El presidente de la FIFA Gianni Infantino trató de desmarcarse asegurando que él solo escuchó a Trump pero que la decisión final la tomó el Comité Disciplinario. “Leo las decisiones del Comité Disciplinario de la FIFA cuando se hacen públicas. A veces me sorprenden. A veces estoy de acuerdo con ellas y otras veces no”, remarcó el titular de la Federación.
“Durante nuestra conversación”, dijo Infantino sobre su llamada con Trump, “expliqué que había un proceso legal en curso que involucraba a los órganos judiciales independientes de la FIFA y que el caso sería decidido a su debido tiempo por los órganos competentes”.
La resolución ha provocado un terremoto político y deportivo, con cuestionamientos de la UEFA, la Federación Belga de Fútbol e incluso del expresidente de la FIFA, el suizo Joseph Blatter. Independientemente de los resultados deportivos y del éxito económico, la Copa del Mundo quedó -más que nunca- manchada por la injerencia del poder político.

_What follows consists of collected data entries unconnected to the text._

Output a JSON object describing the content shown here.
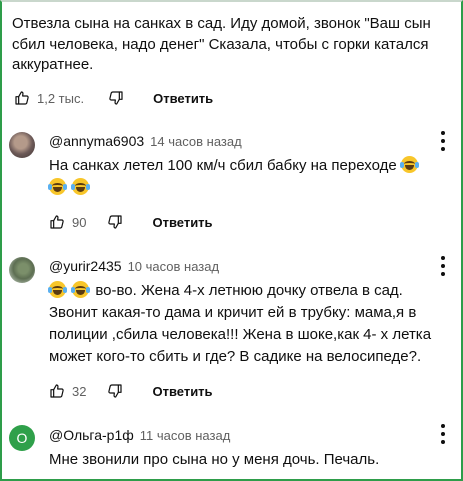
{
  "post": {
    "text": "Отвезла сына на санках в сад. Иду домой, звонок \"Ваш сын сбил человека, надо денег\" Сказала, чтобы с горки катался аккуратнее.",
    "likes": "1,2 тыс.",
    "reply_label": "Ответить"
  },
  "comments": [
    {
      "avatar_letter": "",
      "handle": "@annyma6903",
      "time": "14 часов назад",
      "text_before": "На санках летел 100 км/ч сбил бабку на переходе",
      "likes": "90",
      "reply_label": "Ответить"
    },
    {
      "avatar_letter": "",
      "handle": "@yurir2435",
      "time": "10 часов назад",
      "text_after": "во-во. Жена 4-х летнюю дочку отвела в сад. Звонит какая-то дама и кричит ей в трубку: мама,я в полиции ,сбила человека!!! Жена в шоке,как 4- х летка может кого-то сбить и где? В садике на велосипеде?.",
      "likes": "32",
      "reply_label": "Ответить"
    },
    {
      "avatar_letter": "О",
      "handle": "@Ольга-р1ф",
      "time": "11 часов назад",
      "text": "Мне звонили про сына но у меня дочь. Печаль."
    }
  ],
  "icons": {
    "like": "thumbs-up-icon",
    "dislike": "thumbs-down-icon",
    "menu": "more-vert-icon",
    "emoji": "face-with-tears-of-joy"
  },
  "colors": {
    "frame_border": "#2e9d4a",
    "avatar_o": "#2fa04a",
    "meta_text": "#606060",
    "emoji": "#f8c62a"
  }
}
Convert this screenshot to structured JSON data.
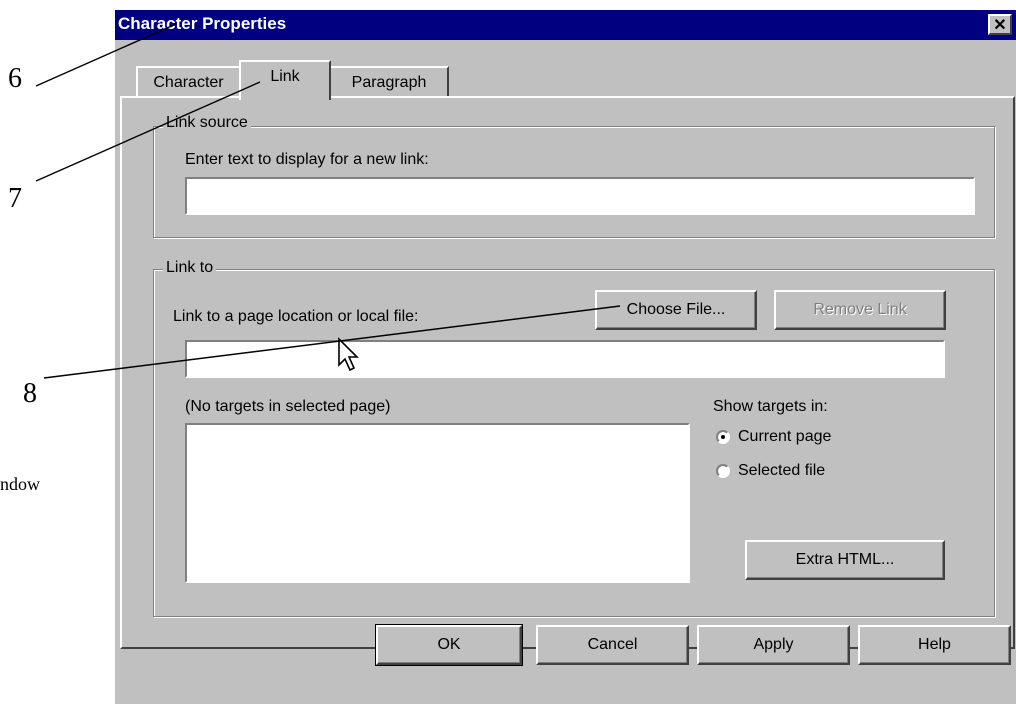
{
  "callouts": {
    "n6": "6",
    "n7": "7",
    "n8": "8"
  },
  "side_text": "ndow",
  "dialog": {
    "title": "Character Properties",
    "close_symbol": "✕",
    "tabs": [
      {
        "label": "Character",
        "active": false
      },
      {
        "label": "Link",
        "active": true
      },
      {
        "label": "Paragraph",
        "active": false
      }
    ],
    "link_source": {
      "legend": "Link source",
      "prompt": "Enter text to display for a new link:",
      "value": ""
    },
    "link_to": {
      "legend": "Link to",
      "prompt": "Link to a page location or local file:",
      "choose_file": "Choose File...",
      "remove_link": "Remove Link",
      "value": "",
      "targets_label": "(No targets in selected page)",
      "show_targets_label": "Show targets in:",
      "options": [
        {
          "label": "Current page",
          "checked": true
        },
        {
          "label": "Selected file",
          "checked": false
        }
      ],
      "extra_html": "Extra HTML..."
    },
    "buttons": {
      "ok": "OK",
      "cancel": "Cancel",
      "apply": "Apply",
      "help": "Help"
    }
  },
  "icons": {
    "cursor": "arrow-cursor-icon",
    "close": "close-icon"
  },
  "colors": {
    "titlebar": "#000080",
    "face": "#c0c0c0"
  }
}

La justicia deportiva, empero, se hizo presente en el césped. Balogun entró en el segundo tiempo y jugó tan mal como el resto de la selección local, que fue eliminada por Bélgica 4 a 1. Tras anotar el cuarto gol, Romelu Lukalu, hizo evidentes gestos contra Infantino, Trump y la parcialidad local. De esta forma, curiosamente, en octavos de final, los tres equipos anfitriones quedaron afuera de la Copa del Mundo.